Patience has prevailed and you have made the improvements you were after.
But what about if you listened to that impatient guy raging in your mind and jacked it all in after the 3rd session?
Now I don’t know about you, but just knowing that this is how the brain learns new movement patterns enables me to have more patience.
Once you realize nothing worthwhile takes 5 minutes, you can actually commit to the process and give it the patience that is required to make the change.

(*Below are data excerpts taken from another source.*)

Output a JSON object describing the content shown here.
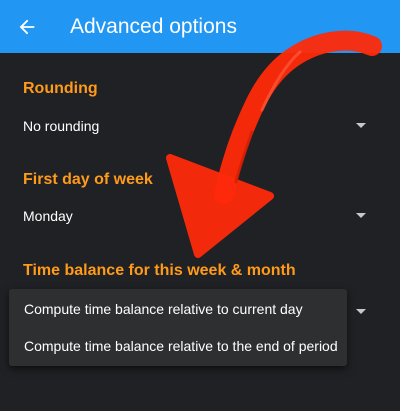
{
  "header": {
    "title": "Advanced options",
    "back_icon": "arrow-back-icon"
  },
  "colors": {
    "appbar": "#2196f3",
    "background": "#202124",
    "section_title": "#ff9a1a",
    "annotation_arrow": "#ff2a0a"
  },
  "sections": [
    {
      "title": "Rounding",
      "value": "No rounding"
    },
    {
      "title": "First day of week",
      "value": "Monday"
    },
    {
      "title": "Time balance for this week & month",
      "value": ""
    }
  ],
  "menu": {
    "options": [
      "Compute time balance relative to current day",
      "Compute time balance relative to the end of period"
    ]
  }
}
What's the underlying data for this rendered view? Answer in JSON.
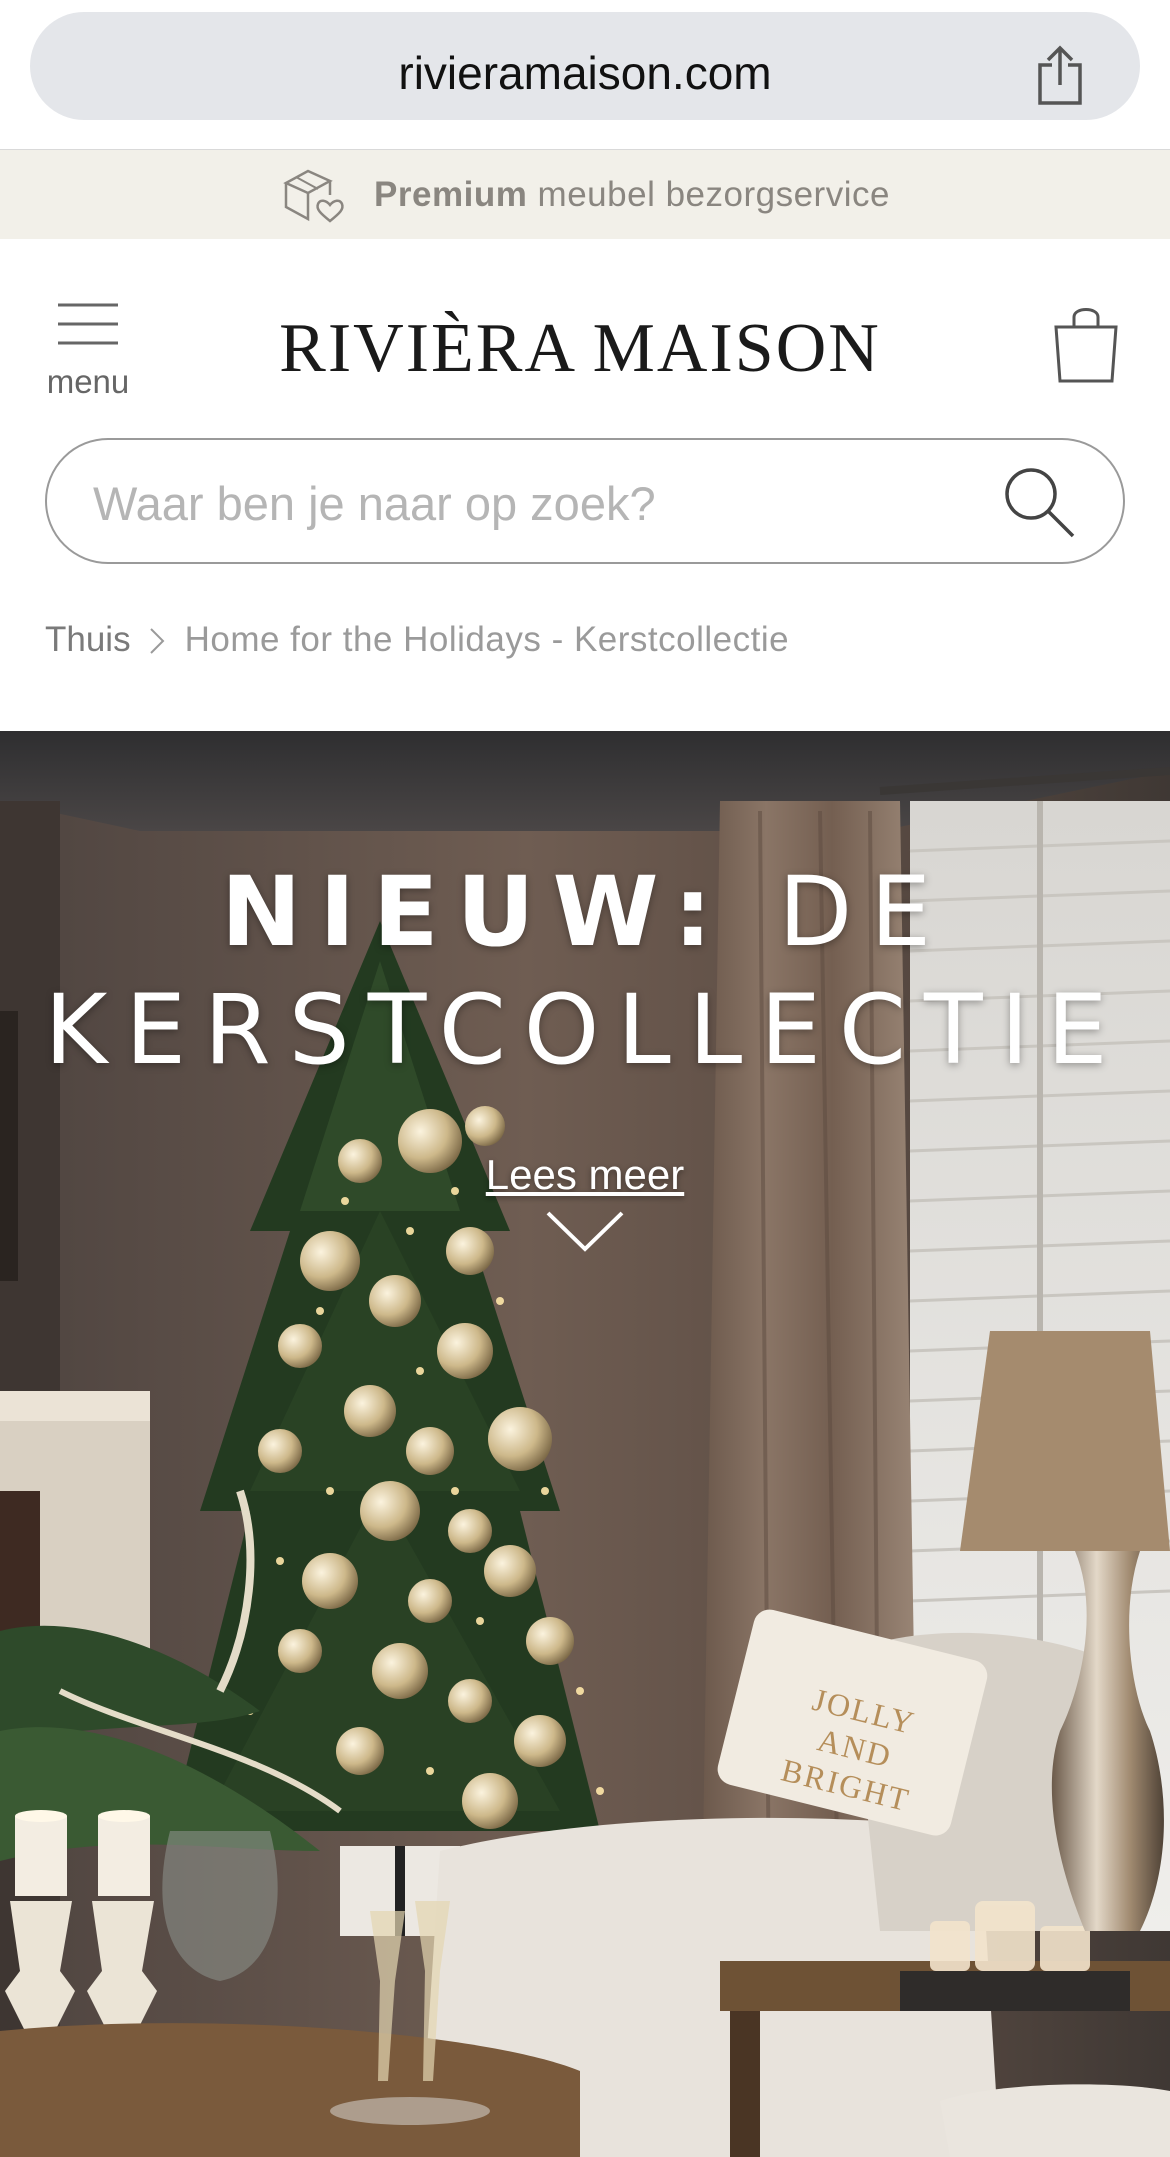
{
  "browser": {
    "url": "rivieramaison.com"
  },
  "promo": {
    "bold": "Premium",
    "rest": " meubel bezorgservice"
  },
  "header": {
    "logo": "RIVIÈRA MAISON",
    "menu_label": "menu"
  },
  "search": {
    "placeholder": "Waar ben je naar op zoek?"
  },
  "breadcrumb": {
    "home": "Thuis",
    "current": "Home for the Holidays - Kerstcollectie"
  },
  "hero": {
    "title_bold": "NIEUW:",
    "title_rest": " DE",
    "title_line2": "KERSTCOLLECTIE",
    "cta": "Lees meer",
    "pillow_text": [
      "JOLLY",
      "AND",
      "BRIGHT"
    ]
  },
  "colors": {
    "promo_bg": "#f2f0e9",
    "url_bar": "#e4e6ea",
    "hero_wall": "#6b5a50"
  }
}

Now going back to my writing, if I had lost patience after every post I have written that wasn’t to my standards, then there’s no way you would be reading this.
Our blog would be in the Abyss with so many others…
But I have realized that the more my intentions are good in my writing. ie I write a little every day, then my brain will be constantly firing and then one day…
I will finally write a piece I can be truly proud of and more than about 5 people will share it.
I know once this happens, it will feel like I just found it on this one particular day.
But the truth is, it’s the mundane task of writing everyday which finally connected up these pathways to enable me to write a good piece.
I’ll look forward to that day…
Are you being patient enough to hit your goals??